Он приблизился, склонился, заглянул в глаза Троянды. Григорий резко вытянул руку, пытаясь его остановить. Орландини слабо отмахнулся:
– Не бойся. Я ей ничего не сделаю. Это она сделала все, что могла… поквиталась со мной. – Он хрипло усмехнулся. – Думал, не было в моей жизни дня страшнее, чем тот, когда призрак Анисьи явился передо мной. Но нет… увидеть любимого брата в петле – это, оказывается, и есть самое страшное.
– Брата? – прошелестела Троянда сухими губами. – Он твой брат? Монах?..
– Он мой брат, монах. Потому я и продал тебя в монастырь, что не знал для человека участи хуже. Хотел, чтобы Анисья страдала на небесах, глядя на твои земные страдания.
– Страдала?! Но ведь ты убил ее – за что же ей страдать еще? Это ты заслуживал бесконечных мучений! – вскрикнула Троянда.
– Успокойся, Дария, – примирительно махнул рукой Марко. – Господь и так покарал меня… Куда уж больше! Как это там говорится? «Замышляй и поступай как знаешь, но помни о последствиях». Да, все правда… а тебе тоже надо бы запомнить эти слова, хорошенько запомнить!
– Почему мне?
– Да потому, что это ты его погубила, разве нет?
– Это Цецилия, – прошептала Троянда, но Марко покачал головой:
– Придумала все Цецилия, но ты стала орудием. Ты – монахиня, которая совратила Гвидо! Цецилия призналась перед смертью в ваших кознях, ничего не утаила. Мы ведь знакомы с ней давно, еще с того дня, когда я продал тебя в Мизерикордию. И потом, когда понял, что не призрак Анисьи донимал меня в тот страшный день, а живой человек, и что только одна душа могла знать обо мне и Анисье, я снова пришел в эту проклятую богом обитель. Но Цецилия сказала, что тебя не достать, что ты сбежала к богатому любовнику. Я и не пытался…

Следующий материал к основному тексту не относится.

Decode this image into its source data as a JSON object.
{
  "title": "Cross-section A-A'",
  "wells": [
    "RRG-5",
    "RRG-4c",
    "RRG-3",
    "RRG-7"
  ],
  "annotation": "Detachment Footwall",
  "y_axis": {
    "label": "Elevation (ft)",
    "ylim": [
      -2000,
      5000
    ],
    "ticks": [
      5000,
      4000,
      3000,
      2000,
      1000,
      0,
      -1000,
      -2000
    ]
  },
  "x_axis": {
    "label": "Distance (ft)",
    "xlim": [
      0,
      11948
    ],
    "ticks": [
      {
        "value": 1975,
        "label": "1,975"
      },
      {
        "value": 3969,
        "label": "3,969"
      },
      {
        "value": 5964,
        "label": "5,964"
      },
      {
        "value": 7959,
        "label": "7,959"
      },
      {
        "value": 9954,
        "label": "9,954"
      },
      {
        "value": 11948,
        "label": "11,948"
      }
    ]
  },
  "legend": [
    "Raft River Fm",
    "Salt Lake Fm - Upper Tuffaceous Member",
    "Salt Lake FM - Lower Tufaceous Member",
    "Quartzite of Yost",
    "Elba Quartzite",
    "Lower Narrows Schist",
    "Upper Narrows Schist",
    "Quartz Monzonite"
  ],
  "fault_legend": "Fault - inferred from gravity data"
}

Но ты… ты не успокоилась до тех пор, пока не отняла единственного человека на свете, которого я любил… после того, как умерла твоя мать.
– После того, как ты убил мою мать, – пробормотала Троянда, и Марко обреченно опустил голову:
– Убил, да… Но и ты должна была убить меня, а не моего брата. Почему ты погубила Гвидо?!
– Я не знала, что он твой брат, клянусь! – горячо сказала Троянда. – Я пыталась спасти монастырь, действовала по наущению Цецилии… да сгноит господь ее дьявольскую душу.
– Гнев господа ее настиг, – успокаивающе кивнул Марко. – И она это знала… она так и извивалась вся, будто ее уже поджаривало адское пламя, когда она ползала у меня в ногах и молила о пощаде. Но разве я мог пощадить ее, когда увидел, что Гвидо мертв?
Троянда взглянула на него, и слезы навернулись на ее глаза. Марко слабо улыбнулся:
– Тебе жаль меня? О да… спасибо тебе за это. Я ведь и за тебя отомстил, когда прикончил Цецилию, верно? Хотя сначала у меня и в мыслях не было ее убивать. Я угрожал кинжалом, да, но лишь пытаясь заставить ее помочь мне спасти брата. Я пробрался к ней ночью и так напугал, что она согласилась провести меня сюда через потайной ход. Я хотел увести его, а ее запереть здесь. Но он умер… умер задолго до моего появления!
– Он убил себя сам? – спросила Троянда, осторожно касаясь влажных мертвых волос.
– Да, сам. Он не стал ждать, пока закончатся его хлеб и вода и смерть придет за ним во мраке. Он шагнул к ней навстречу при свете, без страха. Как воин. Как мужчина! Он был настоящим мужчиной, а не просто телом в сутане!
– Да, – отозвалась Троянда, – он был мужчиной…
Что-то шевельнулось рядом. Она подняла голову и почти удивилась, увидев Григория. Она и забыла о своих спутниках. А ведь они все время были здесь и слышали каждое слово этого странного разговора. И теперь Григорий понял – что он понял? А может быть, он толком не знает итальянского и все, о чем здесь говорилось, прошло мимо его ушей?
Ладно, сейчас это не важно. Надо уходить…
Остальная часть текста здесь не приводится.